El Día de Europa apenas se celebra. Habida cuenta de que los pueblos se definen por sus festividades, mientras no se prevea una conmemoración colectiva para el 9 de mayo, el proyecto europeo estará inconcluso. Tal vez, la estrategia emprendida para la unificación europea haya sido errática, centrada prácticamente en intereses políticos y económicos, en lugar de procurar un auténtico sentido de pertenencia de los ciudadanos de los países miembros. Son muchos quienes opinan que Europa es un ente lejano y costoso en manos de ciertos burócratas privilegiados. Todavía son demasiados quienes menosprecian las bondades del proyecto europeo o quienes lo entienden como una amalgama artificial de naciones, efectivamente desunidas.

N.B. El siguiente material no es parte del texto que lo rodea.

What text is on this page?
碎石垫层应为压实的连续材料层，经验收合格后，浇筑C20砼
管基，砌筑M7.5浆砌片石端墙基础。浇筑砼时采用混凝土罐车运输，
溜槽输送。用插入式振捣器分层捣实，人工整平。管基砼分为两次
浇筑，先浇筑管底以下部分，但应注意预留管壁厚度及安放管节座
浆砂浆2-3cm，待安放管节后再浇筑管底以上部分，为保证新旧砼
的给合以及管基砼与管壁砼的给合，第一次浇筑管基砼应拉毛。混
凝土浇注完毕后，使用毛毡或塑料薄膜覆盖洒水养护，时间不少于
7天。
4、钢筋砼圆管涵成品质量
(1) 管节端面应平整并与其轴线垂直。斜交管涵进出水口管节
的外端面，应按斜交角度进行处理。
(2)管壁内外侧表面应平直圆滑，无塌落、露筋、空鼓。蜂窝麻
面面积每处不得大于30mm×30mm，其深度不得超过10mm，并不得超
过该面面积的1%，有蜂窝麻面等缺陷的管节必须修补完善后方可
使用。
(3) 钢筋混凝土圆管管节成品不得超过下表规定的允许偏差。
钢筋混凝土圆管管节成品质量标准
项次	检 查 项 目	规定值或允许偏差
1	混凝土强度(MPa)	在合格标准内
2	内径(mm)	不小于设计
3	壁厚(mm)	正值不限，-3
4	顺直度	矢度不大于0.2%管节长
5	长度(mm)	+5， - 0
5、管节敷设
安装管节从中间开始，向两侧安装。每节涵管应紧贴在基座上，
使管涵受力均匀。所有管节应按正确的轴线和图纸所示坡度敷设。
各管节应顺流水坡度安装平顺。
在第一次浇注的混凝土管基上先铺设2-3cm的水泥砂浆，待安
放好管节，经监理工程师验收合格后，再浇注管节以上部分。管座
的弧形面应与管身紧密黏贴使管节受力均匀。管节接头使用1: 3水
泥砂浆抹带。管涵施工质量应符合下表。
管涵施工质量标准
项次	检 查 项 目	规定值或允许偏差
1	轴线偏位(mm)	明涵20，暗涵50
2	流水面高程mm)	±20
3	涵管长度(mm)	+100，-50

Ciertamente, Europa representa en sí misma la paradoja de la identidad y la diversidad, la dialéctica entre el todo y las partes, el paradigma del interés común y los intereses confrontados, la ambición por entrar y el deseo de salir. Además, si las identidades nacionales no solo persisten, sino que se exacerban, difícilmente podrán verse integradas en esa entidad supranacional europea.

No olvidemos nuestra historia, siglos de convivencia sosegada o belicosa, porque hemos de reconciliarnos con ella. Como apuntaba Ortega y Gasset en su célebre discurso De Europa meditatio quaedam, este espacio histórico se mide por la efectiva y prolongada convivencia, por la coexistencia milenaria, pacífica o combativa, y por las luchas fratricidas en el vientre de Europa, como los gemelos Eteocles y Polinice en el seno materno. En este sentido, es reveladora la frase de Carlos V sobre Francisco I: «Mi primo y yo estamos por completo de acuerdo: ambos queremos Milán».

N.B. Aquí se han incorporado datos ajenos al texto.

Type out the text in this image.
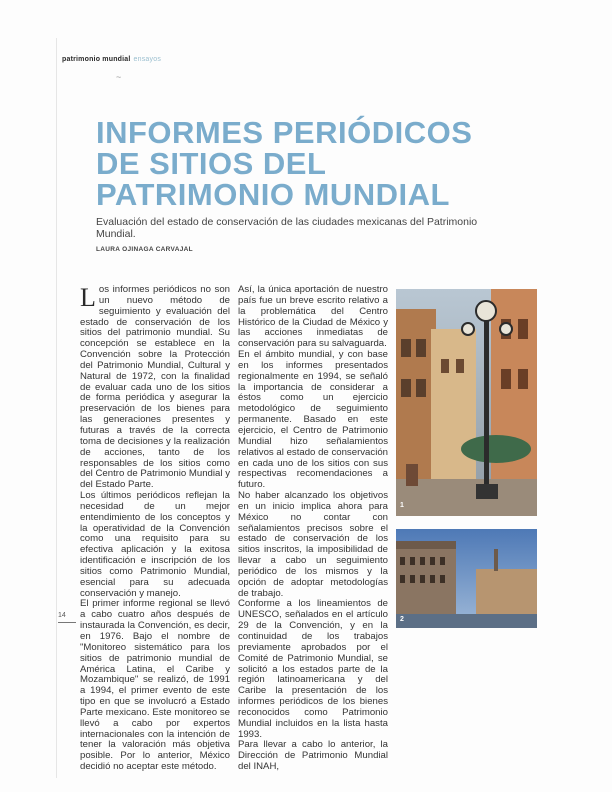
patrimonio mundial ensayos
~
INFORMES PERIÓDICOS DE SITIOS DEL PATRIMONIO MUNDIAL

Evaluación del estado de conservación de las ciudades mexicanas del Patrimonio Mundial.

LAURA OJINAGA CARVAJAL

Los informes periódicos no son un nuevo método de seguimiento y evaluación del estado de conservación de los sitios del patrimonio mundial. Su concepción se establece en la Convención sobre la Protección del Patrimonio Mundial, Cultural y Natural de 1972, con la finalidad de evaluar cada uno de los sitios de forma periódica y asegurar la preservación de los bienes para las generaciones presentes y futuras a través de la correcta toma de decisiones y la realización de acciones, tanto de los responsables de los sitios como del Centro de Patrimonio Mundial y del Estado Parte.

Los últimos periódicos reflejan la necesidad de un mejor entendimiento de los conceptos y la operatividad de la Convención como una requisito para su efectiva aplicación y la exitosa identificación e inscripción de los sitios como Patrimonio Mundial, esencial para su adecuada conservación y manejo.

El primer informe regional se llevó a cabo cuatro años después de instaurada la Convención, es decir, en 1976. Bajo el nombre de "Monitoreo sistemático para los sitios de patrimonio mundial de América Latina, el Caribe y Mozambique" se realizó, de 1991 a 1994, el primer evento de este tipo en que se involucró a Estado Parte mexicano. Este monitoreo se llevó a cabo por expertos internacionales con la intención de tener la valoración más objetiva posible. Por lo anterior, México decidió no aceptar este método.

Así, la única aportación de nuestro país fue un breve escrito relativo a la problemática del Centro Histórico de la Ciudad de México y las acciones inmediatas de conservación para su salvaguarda.

En el ámbito mundial, y con base en los informes presentados regionalmente en 1994, se señaló la importancia de considerar a éstos como un ejercicio metodológico de seguimiento permanente. Basado en este ejercicio, el Centro de Patrimonio Mundial hizo señalamientos relativos al estado de conservación en cada uno de los sitios con sus respectivas recomendaciones a futuro.

No haber alcanzado los objetivos en un inicio implica ahora para México no contar con señalamientos precisos sobre el estado de conservación de los sitios inscritos, la imposibilidad de llevar a cabo un seguimiento periódico de los mismos y la opción de adoptar metodologías de trabajo.

Conforme a los lineamientos de UNESCO, señalados en el artículo 29 de la Convención, y en la continuidad de los trabajos previamente aprobados por el Comité de Patrimonio Mundial, se solicitó a los estados parte de la región latinoamericana y del Caribe la presentación de los informes periódicos de los bienes reconocidos como Patrimonio Mundial incluidos en la lista hasta 1993.

Para llevar a cabo lo anterior, la Dirección de Patrimonio Mundial del INAH,

1
2
14
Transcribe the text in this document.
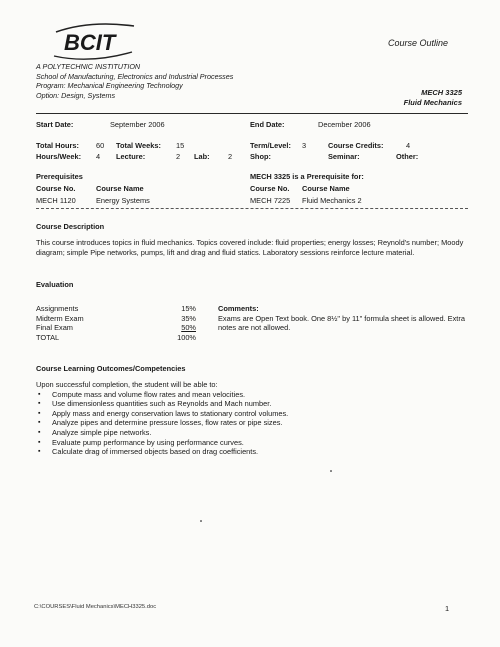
BCIT	Course Outline
A POLYTECHNIC INSTITUTION
School of Manufacturing, Electronics and Industrial Processes
Program: Mechanical Engineering Technology
Option: Design, Systems	MECH 3325
Fluid Mechanics
Start Date:	September 2006	End Date:	December 2006
Total Hours: 60 Total Weeks: 15	Term/Level: 3	Course Credits:	4
Hours/Week: 4 Lecture:	2 Lab: 2 Shop:	Seminar:	Other:
Prerequisites	MECH 3325 is a Prerequisite for:
Course No.	Course Name	Course No. Course Name
MECH 1120	Energy Systems	MECH 7225 Fluid Mechanics 2
Course Description
This course introduces topics in fluid mechanics. Topics covered include: fluid properties; energy losses; Reynold's number; Moody diagram; simple Pipe networks, pumps, lift and drag and fluid statics. Laboratory sessions reinforce lecture material.
Evaluation
Assignments	15%
Midterm Exam	35%
Final Exam	50%
TOTAL	100%
Comments:
Exams are Open Text book. One 8½" by 11" formula sheet is allowed. Extra notes are not allowed.
Course Learning Outcomes/Competencies
Upon successful completion, the student will be able to:
▪ Compute mass and volume flow rates and mean velocities.
▪ Use dimensionless quantities such as Reynolds and Mach number.
▪ Apply mass and energy conservation laws to stationary control volumes.
▪ Analyze pipes and determine pressure losses, flow rates or pipe sizes.
▪ Analyze simple pipe networks.
▪ Evaluate pump performance by using performance curves.
▪ Calculate drag of immersed objects based on drag coefficients.
C:\COURSES\Fluid Mechanics\MECH3325.doc	1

Al decir de Steiner, Europa es el «lugar de la memoria», la idea de Europa trasciende el debate político, abarca cuestiones filosóficas, estéticas, musicales, artísticas o literarias. Entonces, ¿qué mejor manera de superar los ensimismamientos nacionales, los particularismos excluyentes, que asentar Europa sobre el patrimonio cultural común? Solo así podrá fraguarse una identidad europea incontestable.

La palabra «cultura» (de colere, cultivar) estaba referida originariamente al cultivo de la tierra, a la agricultura. Sin embargo, Cicerón acuñó la expresión «cultura animi» al aplicarla al cultivo del espíritu para hacerlo fértil.

Merced al devenir histórico europeo, la noción de ciudadanía está profundamente arraigada en nuestra sociedad; urge, por tanto, invertir el modelo para propiciar una conciencia europea forjada en el enriquecimiento cultural pasado y futuro, para cohesionar «ese enjambre de pueblos occidentales que partió a volar sobre la historia desde las ruinas del mundo antiguo», como decía Ortega.

Determinar las festividades del Día de Europa no es una frivolidad, sino una necesidad imperiosa. El alborozo conmemorativo procura más cohesión ciudadana que una constitución europea sancionada unánimemente en Bruselas. Ese era precisamente el sentimiento de la multitud que abarrotaba la Sala Sinfónica del ADDA tras el exitoso concierto de la Joven Orquesta de la Unión Europea organizado por la EUIPO. Durante la actuación, el pintor alcoyano Luis Sanus culminó su obra, una colorida representación del perfil de Alicante sobre la espiral áurea clásica, inspirada en los intelectuales que han construido la identidad del continente.

Al son de la Oda a la Alegría y de todas las músicas alumbradas por los genios, debería orquestarse una nueva visión de Europa sobre la base de un acervo cultural común. Entretanto, la manifestación más efusiva de un europeísmo casi ecuménico continuará siendo el festival de Eurovisión.